Raniel Victor foi morto a tiros em 24 de novembro de 2016, no Benedito Bentes, logo após pedir para sair do Programa de Proteção à Testemunha (PPT). Ele tinha 19 anos.

Antes de ser morto, Raniel relatou em depoimento que acreditava que a prisão de Davi ocorreu porque os policiais envolvidos queriam que ele e o amigo confessassem ser ou informassem onde poderia ser encontrado o ‘Neguinho da bicicleta’, um traficante procurado pela polícia. Como ambos negaram conhecer o criminoso, Davi, diante da pressão dos militares, deixou cair a maconha que estava nas mãos e foi repreendido pela PM Nayara, que se sentiu ofendida e perguntou ao adolescente se ele achava que ela era uma ‘cachorra’, momento em que Davi fora algemado e posto na mala da viatura.

Raniel também contou que foi agredido fisicamente pelo PM Eudecir com golpes em suas partes íntimas, enquanto os outros acusados assistiam, apoiando a atitude do militar ao invés de impedir a ação violenta.

Após a exibição de fotos e vídeos dos militares que trabalhavam naquela área no dia do crime, os envolvidos foram reconhecidos por testemunhas e negaram participação no crime. Diante disso, o MPE/AL ingressou com uma representação criminal pela quebra de sigilo dos dados telefônicos dos terminais pessoais, pertencentes a guarnição citada. Autorizada pela Justiça, a diligência foi realizada e os dados foram fornecidos pelas operadoras de telefonia e ficou constatado que Nayara recebeu uma ligação no dia 25 de agosto às 09h40 e que Eudecir efetuou três chamadas, na mesma data, ambos, nas proximidades do local do crime.

Mesmo sem encontrar o corpo de Davi, os policiais envolvidos foram denunciados por tortura, assassinato e ocultação de cadáver. O caso segue na 14 ª Vara Criminal da Capital, em segredo de justiça. Leia mais aqui.


A carne mais barata é a preta

Pardo, magro, bermuda, camiseta, boné, altura mediana. Esta é a descrição de grande parte dos jovens que vivem nos bairros mais populosos de Maceió e Davi não era diferente do padrão. Em 2014, ano em que o filho de dona Maria José desapareceu, 1310 jovens pretos ou pardos com idade entre 15 e 29 anos (1176 do sexo masculino e 67 do sexo feminino) foram assassinados em Alagoas, de acordo com o Atlas da Violência, publicado pelo Instituto de Pesquisa Econômica Aplicada (Ipea).

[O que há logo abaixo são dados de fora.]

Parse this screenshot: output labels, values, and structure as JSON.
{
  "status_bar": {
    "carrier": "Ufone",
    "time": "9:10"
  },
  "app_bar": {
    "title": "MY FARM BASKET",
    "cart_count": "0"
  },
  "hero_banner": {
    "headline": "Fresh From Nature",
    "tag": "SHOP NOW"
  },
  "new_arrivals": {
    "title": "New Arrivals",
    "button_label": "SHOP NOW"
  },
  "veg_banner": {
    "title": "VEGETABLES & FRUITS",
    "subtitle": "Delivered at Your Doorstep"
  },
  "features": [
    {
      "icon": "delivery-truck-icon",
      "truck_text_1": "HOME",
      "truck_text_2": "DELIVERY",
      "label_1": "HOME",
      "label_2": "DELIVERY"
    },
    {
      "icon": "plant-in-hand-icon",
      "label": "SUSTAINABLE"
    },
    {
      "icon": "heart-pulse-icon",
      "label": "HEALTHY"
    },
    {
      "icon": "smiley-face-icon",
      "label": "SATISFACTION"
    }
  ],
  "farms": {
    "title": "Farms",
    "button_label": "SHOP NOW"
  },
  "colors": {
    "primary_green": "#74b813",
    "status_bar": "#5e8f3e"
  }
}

Ainda segundo o relatório, no mesmo período o Brasil alcançou 29,8 mortes intencionais por 100 mil habitantes, incluindo assassinatos, latrocínios e morte em decorrência de intervenção policial. (Veja mais dados relacionados ao Atlas clicando aqui).

Envolta de imagens da Igreja Católica, Maria olha atenta para foto do filho desaparecido

Já em 2020, ao falar sobre sua rotina limitada pelo coronavírus e das dificuldades que encontrou após ser baleada, Maria José da Silva conta que já tentou ter acesso ao benefício do INSS por sua condição frágil de saúde por duas vezes, mas teve os pedidos negados. “Tenho sobrevivido com a ajuda da minha família. Nem vender no mercado eu posso mais, por conta dessa pandemia”, lamentou. O auxílio emergencial de R$600 concedido pelo Governo Federal tem sido a única fonte de renda da senhora.

Em casa, a porta aberta ainda aguarda a chegada do filho em seis de maio de 2020, dia em que ele completaria 23 anos. “Domingo agora é Dia das Mães e tudo que eu queria era que meu filho entrasse por essa porta e me abraçasse”.

Otimista, durante a entrevista dona Maria José se recusou a usar verbos no tempo passado para se referir ao filho. “Não tive direito ao luto. Não consigo ir adiante sem saber onde ele está ou onde deixaram meu menino”, lamenta, repousando o olhar na porta, que permanece aberta.

*A jornalista seguiu todas as recomendações de segurança sanitária estabelecidas pelos órgãos de saúde pública para a cobertura fotográfica desta reportagem.